Elementi indispensabili erano la semola o la farina, passate al setaccio (‘a setèlle), l’acque e u sale. Gli attrezzi erano: u tavelìre (la spianatoia di legno), un ripiano di legno delimitato da tre sponde alte fino a 10 cm, che si poggiava su due sedie; u laghenatúre (il matterello); u trucchjele, speciale mattarello di bronzo o di legno e munito di speciali scanalature e, soprattutto, “olio di gomito”.
Così le mamme, mescolando la farina con l’acqua, e lavorando il tutto con le mani a pugno riuscivano a ottenere un impasto morbido. Poi lo dividevano a pezzi regolari che stendevano sóp’u tavalìre c’u laghenatúre, creando una sfoglia dalla forma rettangolare, alta pochi millimetri. In seguito, la sfoglia veniva tagliata c’u trucchjele per ottenere i trucchjele, che si lasciavano asciugare sóp’u tavalìre.

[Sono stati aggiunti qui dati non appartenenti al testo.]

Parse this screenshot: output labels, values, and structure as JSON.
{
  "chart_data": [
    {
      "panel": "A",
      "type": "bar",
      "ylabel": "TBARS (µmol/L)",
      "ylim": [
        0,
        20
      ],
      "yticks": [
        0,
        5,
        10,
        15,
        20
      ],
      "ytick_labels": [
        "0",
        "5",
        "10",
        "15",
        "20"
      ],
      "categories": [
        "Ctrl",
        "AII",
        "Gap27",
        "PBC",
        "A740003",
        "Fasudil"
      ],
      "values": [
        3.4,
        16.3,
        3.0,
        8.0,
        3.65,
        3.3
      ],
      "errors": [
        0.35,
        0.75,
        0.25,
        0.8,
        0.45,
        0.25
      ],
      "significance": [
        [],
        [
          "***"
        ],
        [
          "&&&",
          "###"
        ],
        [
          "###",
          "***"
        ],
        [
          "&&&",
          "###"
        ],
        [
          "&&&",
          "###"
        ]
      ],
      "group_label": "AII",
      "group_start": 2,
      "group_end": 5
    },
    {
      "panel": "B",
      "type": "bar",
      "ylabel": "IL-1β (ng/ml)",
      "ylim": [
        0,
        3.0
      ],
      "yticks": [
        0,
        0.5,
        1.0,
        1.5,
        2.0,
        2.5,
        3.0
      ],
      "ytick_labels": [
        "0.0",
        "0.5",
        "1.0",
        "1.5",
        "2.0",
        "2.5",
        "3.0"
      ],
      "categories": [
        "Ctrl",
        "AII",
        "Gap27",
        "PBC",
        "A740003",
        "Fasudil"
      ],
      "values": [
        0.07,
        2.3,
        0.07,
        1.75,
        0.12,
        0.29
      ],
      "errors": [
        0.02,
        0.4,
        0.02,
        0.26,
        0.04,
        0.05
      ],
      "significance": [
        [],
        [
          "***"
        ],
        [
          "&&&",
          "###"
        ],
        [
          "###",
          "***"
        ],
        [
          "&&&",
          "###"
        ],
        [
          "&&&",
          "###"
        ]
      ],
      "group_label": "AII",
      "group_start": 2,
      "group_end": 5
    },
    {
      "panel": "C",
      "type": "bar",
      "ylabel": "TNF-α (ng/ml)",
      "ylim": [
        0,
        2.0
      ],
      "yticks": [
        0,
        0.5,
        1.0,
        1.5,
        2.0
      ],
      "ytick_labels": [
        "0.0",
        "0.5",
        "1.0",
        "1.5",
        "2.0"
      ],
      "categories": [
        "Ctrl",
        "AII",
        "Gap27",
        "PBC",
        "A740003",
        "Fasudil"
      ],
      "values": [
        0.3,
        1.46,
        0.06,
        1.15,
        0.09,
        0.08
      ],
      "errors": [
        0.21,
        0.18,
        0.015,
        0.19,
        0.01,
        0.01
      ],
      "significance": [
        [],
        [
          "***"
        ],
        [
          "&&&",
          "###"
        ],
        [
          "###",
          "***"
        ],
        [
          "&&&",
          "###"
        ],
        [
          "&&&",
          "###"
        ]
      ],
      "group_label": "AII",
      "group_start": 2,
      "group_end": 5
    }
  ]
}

Il rumore sordo che svegliava tutti era quello d’u trucchjele, battuto sóp’u tavalìre per liberarlo dai residui di pasta e farina. Quel rumore era un vero supplizio specialmente per i ragazzi che, non andando a scuola, volevano dormire un po’ di più. Ma quando si mettevano, a mezzogiorno, i píde sòtt’u tavele pe magnà, si dimenticava tutto.